BTW, nothing that you posted above has any bearing on the stock. Apple = iphone = China. That is all that has mattered for now.
Kee, it was Gundach's turn on the Barron's roundtable. He said high yield spreads would continue to blow out. People keep thinking that high yield stocks have nothing to do with high yield bonds, but they are wrong and are learning the hard way.
NYMT is not a property REIT. They own mortgages and some very subordinated mortgages and preferred interests in borrowers. Do you even know what that means? We don't have to have a financial crisis to cause pain in mortgage REITs as they are very levered plays. A flat yield curve also doesn't help. Commercial real estate doesn't always go straight up and is correlated with the strength in the economy. If the economy weakens, expect commercial real estate to weaken also and commercial mortgage REITS to weaken.
And who is to say whether we are in a panic now or a much worse one is to come? The market is down about 10% and you are calling this a panic?
Kee, if you have a gain, you should take it. There will be other opportunities to reenter the position even if it is at a higher level and you know what the trend looks like. Remember with high yield stocks, while people like to quote their yield as if it is a bond in which the yield accrues each day that you own it, in reality you only "earn" the yield on the run up into the ex date. Of course, you need to time your trade. The stock could bounce on an earnings release even though they have already said things are on track. I have noticed that NRZ follows the technicals more than a lot of stocks so you may want to pay attention to its diffferent resistance levels.
Just another comment from an anonymous message board poster with no way of verifying that they even own NYMt. One thing is true however, the poster has blind faith in the company without knowing anything about their business. Probably owned Kodak and Kmart and just trusted the market.

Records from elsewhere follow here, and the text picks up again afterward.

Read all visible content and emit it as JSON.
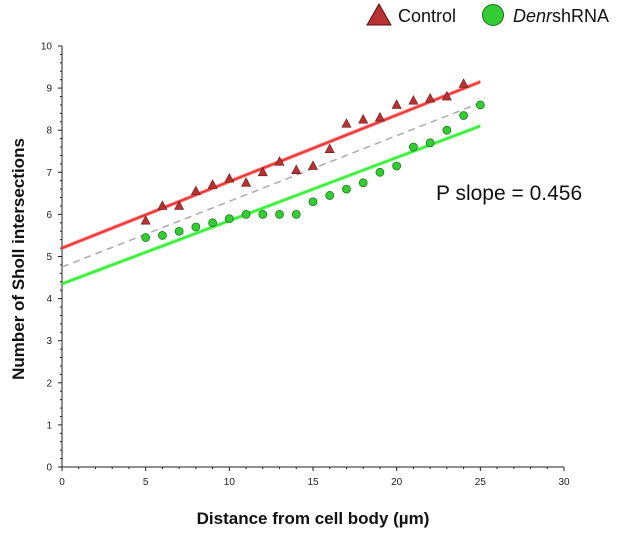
{
  "chart_data": {
    "type": "scatter",
    "xlabel": "Distance from cell body (µm)",
    "ylabel": "Number of Sholl intersections",
    "xlim": [
      0,
      30
    ],
    "ylim": [
      0,
      10
    ],
    "xticks": [
      "0",
      "5",
      "10",
      "15",
      "20",
      "25",
      "30"
    ],
    "yticks": [
      "0",
      "1",
      "2",
      "3",
      "4",
      "5",
      "6",
      "7",
      "8",
      "9",
      "10"
    ],
    "annotation": "P slope = 0.456",
    "legend_position": "top-right",
    "series": [
      {
        "name": "Control",
        "marker": "triangle",
        "color": "#c0392b",
        "x": [
          5,
          6,
          7,
          8,
          9,
          10,
          11,
          12,
          13,
          14,
          15,
          16,
          17,
          18,
          19,
          20,
          21,
          22,
          23,
          24
        ],
        "y": [
          5.85,
          6.2,
          6.2,
          6.55,
          6.7,
          6.85,
          6.75,
          7.0,
          7.25,
          7.05,
          7.15,
          7.55,
          8.15,
          8.25,
          8.3,
          8.6,
          8.7,
          8.75,
          8.8,
          9.1
        ],
        "fit": {
          "x": [
            0,
            25
          ],
          "y": [
            5.2,
            9.15
          ],
          "color": "#ee3333"
        }
      },
      {
        "name": "Denr shRNA",
        "name_italic": "Denr",
        "name_rest": "shRNA",
        "marker": "circle",
        "color": "#33cc33",
        "x": [
          5,
          6,
          7,
          8,
          9,
          10,
          11,
          12,
          13,
          14,
          15,
          16,
          17,
          18,
          19,
          20,
          21,
          22,
          23,
          24,
          25
        ],
        "y": [
          5.45,
          5.5,
          5.6,
          5.7,
          5.8,
          5.9,
          6.0,
          6.0,
          6.0,
          6.0,
          6.3,
          6.45,
          6.6,
          6.75,
          7.0,
          7.15,
          7.6,
          7.7,
          8.0,
          8.35,
          8.6
        ],
        "fit": {
          "x": [
            0,
            25
          ],
          "y": [
            4.35,
            8.1
          ],
          "color": "#33ee33"
        }
      }
    ],
    "pooled_fit": {
      "x": [
        0,
        25
      ],
      "y": [
        4.75,
        8.65
      ],
      "color": "#aaaaaa",
      "style": "dashed"
    }
  }
}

Kee, there are plenty of commentators who write about the different relationships in the market. They have the benefit of having studied market history, economic stats, fundamental earnings trends and current sophisticated trading strategies which are impacting the market. Most are saying we still have more decline to come. They write that bear markets don't just end with a violent bear market rally.
One thing I was thinking about was the strength in the dollar. It has gone up plenty and we know that trees don't grow to the sky. When the dollar starts to reverse that is when oil is going to reverse and because so many funds are long the dollar, the reversal could be significant and lead the supply/demand fundamentals.

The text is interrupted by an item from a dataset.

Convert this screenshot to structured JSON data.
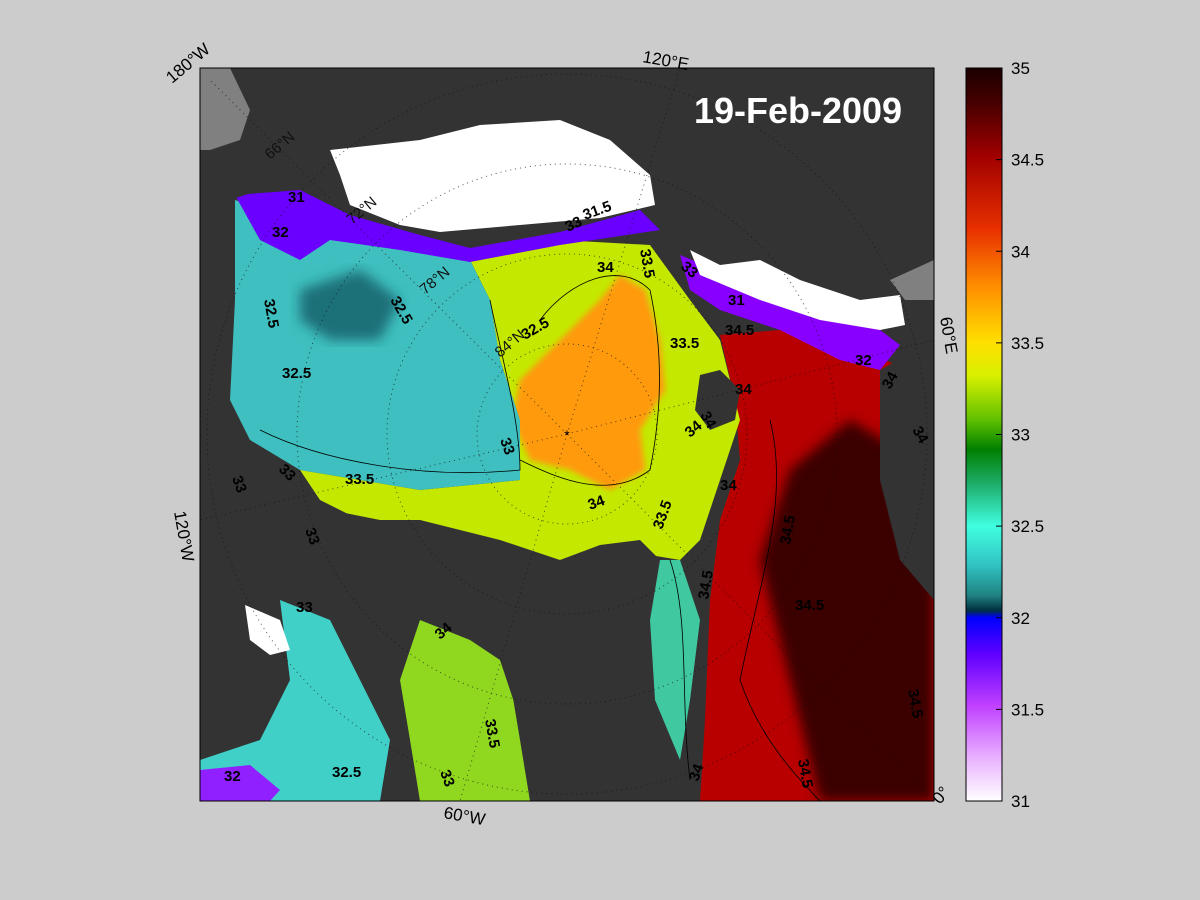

since many are trying to determine whether there is a bottom, here is a piece I saw today:
On Wednesday, the S&P 500 probed below the August 2015 and October 2014 lows a
t 1867 and 1820 on the move down to 1812. This intra-day drop of 3.67% did not trigger an intra-day NYSE ARMS panic reading of 2.0 or more and we have not gotten any closing ARMS above 2.0. This suggests that the decline was orderly and not capitulation. This is unlike the late September and late August lows of 1872-1867, which coincided with panic readings for daily closing ARMS of 2.0 or more
I have heard of the ARMS reading but don't know where that is published regularly.
Exactly. The average stock is down more than 20% so those who keep pretending that there is no damage because the market-weighted averages have held up are just mistaken. Apple reports on Tuesday. It could save the market for now, or it could restart the decline. Let's be clear, some stocks have still turned in good results, like VZ as Bob mentioned. Some sectors are better insulated than others.